The Andy Warhol Foundation for the Visual Arts has received a significant donation of Warhol-related archival material from the Thomas and Doris Ammann Foundation, a Zürich-based philanthropic organisation. The collection, which includes photographs and records tied to the artist’s oeuvre, was initiated in 1977 by Swiss art dealer Thomas Ammann. Ammann became a long-term friend and patron of Warhol’s while working at Galerie Bruno Bischofberger in the mid-1970s. The Andy Warhol Catalogue Raisonné was one of many assembled by Ammann with his sister Doris at his Zürich-based gallery, Thomas Ammann Fine Art.
“Thomas grasped the importance of the catalogue raisonné as a critical record of an artist’s body of work and appreciated its scholarly tradition,” Neil Printz, the catalogue raisonné’s editor, says “He also had the conviction that Warhol, like Picasso and Klee for example, merited the same sort of scholarship.”
Amman first seeded the idea of cataloguing Warhol’s work at the height of the artist’s celebrity, helping to cement the Pop artist’s status as an iconic social provocateur.

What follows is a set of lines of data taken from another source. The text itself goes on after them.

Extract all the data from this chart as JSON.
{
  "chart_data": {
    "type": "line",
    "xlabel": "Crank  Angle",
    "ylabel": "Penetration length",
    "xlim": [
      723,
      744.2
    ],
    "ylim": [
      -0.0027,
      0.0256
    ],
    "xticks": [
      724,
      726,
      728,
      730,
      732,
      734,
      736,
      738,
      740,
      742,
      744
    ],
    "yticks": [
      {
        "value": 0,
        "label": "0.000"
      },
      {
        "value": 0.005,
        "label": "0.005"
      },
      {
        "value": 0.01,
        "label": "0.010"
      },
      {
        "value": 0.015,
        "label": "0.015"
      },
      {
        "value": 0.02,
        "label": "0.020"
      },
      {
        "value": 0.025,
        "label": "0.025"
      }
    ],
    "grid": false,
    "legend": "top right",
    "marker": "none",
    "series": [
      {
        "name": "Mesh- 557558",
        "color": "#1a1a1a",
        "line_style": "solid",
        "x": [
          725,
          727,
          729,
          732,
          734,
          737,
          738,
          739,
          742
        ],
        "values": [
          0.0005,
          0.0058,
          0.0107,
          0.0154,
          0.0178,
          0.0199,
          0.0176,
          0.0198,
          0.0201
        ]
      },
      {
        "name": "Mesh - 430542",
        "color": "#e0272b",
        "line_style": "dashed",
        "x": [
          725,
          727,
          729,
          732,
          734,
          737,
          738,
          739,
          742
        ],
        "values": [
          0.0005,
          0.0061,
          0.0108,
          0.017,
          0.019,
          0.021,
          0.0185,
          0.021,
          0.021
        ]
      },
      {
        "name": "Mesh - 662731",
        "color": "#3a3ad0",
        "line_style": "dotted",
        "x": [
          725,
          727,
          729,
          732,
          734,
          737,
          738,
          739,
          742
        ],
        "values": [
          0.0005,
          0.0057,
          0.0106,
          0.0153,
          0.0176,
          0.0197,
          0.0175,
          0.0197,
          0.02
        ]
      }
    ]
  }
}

An avid—even obsessive—documentarian of his own artistic and personal legacy, the artist consented to his friend’s concept of a scholarly record, giving his approval for its future publication before his death in 1987.
An amiable relationship between Amman and Warhol blossomed parallel to their professional endeavour: Warhol purchased a 35mm Minox “spy” camera, now synonymous with his legendary social photographs, because he wanted one similar to Ammann’s. Warhol painted Amman in 1978, later snapping a Polaroid of him that subsequently became one of his signature silkscreen portraits.

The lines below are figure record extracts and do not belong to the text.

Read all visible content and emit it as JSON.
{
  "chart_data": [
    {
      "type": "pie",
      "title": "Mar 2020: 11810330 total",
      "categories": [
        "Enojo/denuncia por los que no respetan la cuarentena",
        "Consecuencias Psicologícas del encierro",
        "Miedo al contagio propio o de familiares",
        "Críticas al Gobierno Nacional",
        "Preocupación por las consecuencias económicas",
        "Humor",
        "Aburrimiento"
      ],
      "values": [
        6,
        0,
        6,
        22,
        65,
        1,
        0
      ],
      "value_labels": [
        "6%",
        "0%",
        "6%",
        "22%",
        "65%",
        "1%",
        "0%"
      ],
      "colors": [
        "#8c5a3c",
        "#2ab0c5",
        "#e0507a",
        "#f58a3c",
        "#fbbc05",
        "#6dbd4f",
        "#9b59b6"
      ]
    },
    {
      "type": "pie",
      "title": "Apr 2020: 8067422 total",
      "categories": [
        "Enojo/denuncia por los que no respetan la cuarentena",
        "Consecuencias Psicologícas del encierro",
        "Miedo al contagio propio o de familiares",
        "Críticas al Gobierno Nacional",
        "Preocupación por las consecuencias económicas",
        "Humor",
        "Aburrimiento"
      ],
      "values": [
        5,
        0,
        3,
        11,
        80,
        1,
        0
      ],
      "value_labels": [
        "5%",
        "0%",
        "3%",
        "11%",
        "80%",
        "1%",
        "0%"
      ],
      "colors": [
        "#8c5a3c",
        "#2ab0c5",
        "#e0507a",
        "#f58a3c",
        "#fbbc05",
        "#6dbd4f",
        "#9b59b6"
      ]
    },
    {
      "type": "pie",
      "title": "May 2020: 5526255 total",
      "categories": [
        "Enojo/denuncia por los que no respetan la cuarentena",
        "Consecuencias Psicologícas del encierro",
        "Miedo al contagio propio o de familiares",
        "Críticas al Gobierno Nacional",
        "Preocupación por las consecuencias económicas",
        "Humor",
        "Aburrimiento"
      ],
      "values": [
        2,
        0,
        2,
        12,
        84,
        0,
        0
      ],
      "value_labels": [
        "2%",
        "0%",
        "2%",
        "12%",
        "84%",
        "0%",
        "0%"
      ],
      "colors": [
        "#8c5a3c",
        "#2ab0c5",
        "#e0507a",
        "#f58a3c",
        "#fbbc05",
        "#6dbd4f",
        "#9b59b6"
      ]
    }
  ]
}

After her brother’s passing in 1993, Doris Ammann resolved to complete his unfinished passion project, collaborating with the Andy Warhol Foundation and Phaidon Press to publish the first two volumes of the raisonné, Paintings and Sculptures 1961-1963 in 2002 and Paintings and Sculptures 1964-1969 in 2004. Since then, the Foundation has sponsored the publication of three more titles with Phaidon. The sixth book, Paintings and Sculpture 1978-1980, is scheduled for a spring 2023 release and will feature more than 185 commissioned portraits, Shadow paintings and diamond dust paintings, as well as the Polaroid of Amman. “The photographs and records of ownership from the past 50 years might otherwise have been lost, but rather have been instrumental in helping to reconstruct the provenance of Warhol’s work,” added Printz.
The Thomas and Doris Ammann Foundation made headlines last May when Larry Gagosian acquired Shot Sage Blue Marilyn (1964) for $170m ($195m with fees) at a Christie’s sale, making Warhol the most expensive American artist sold at auction. Proceeds from the sale of the Ammans’ collection, which brough in a total of $317.8m (including fees) benefitted various organisations that focus on children’s health and education.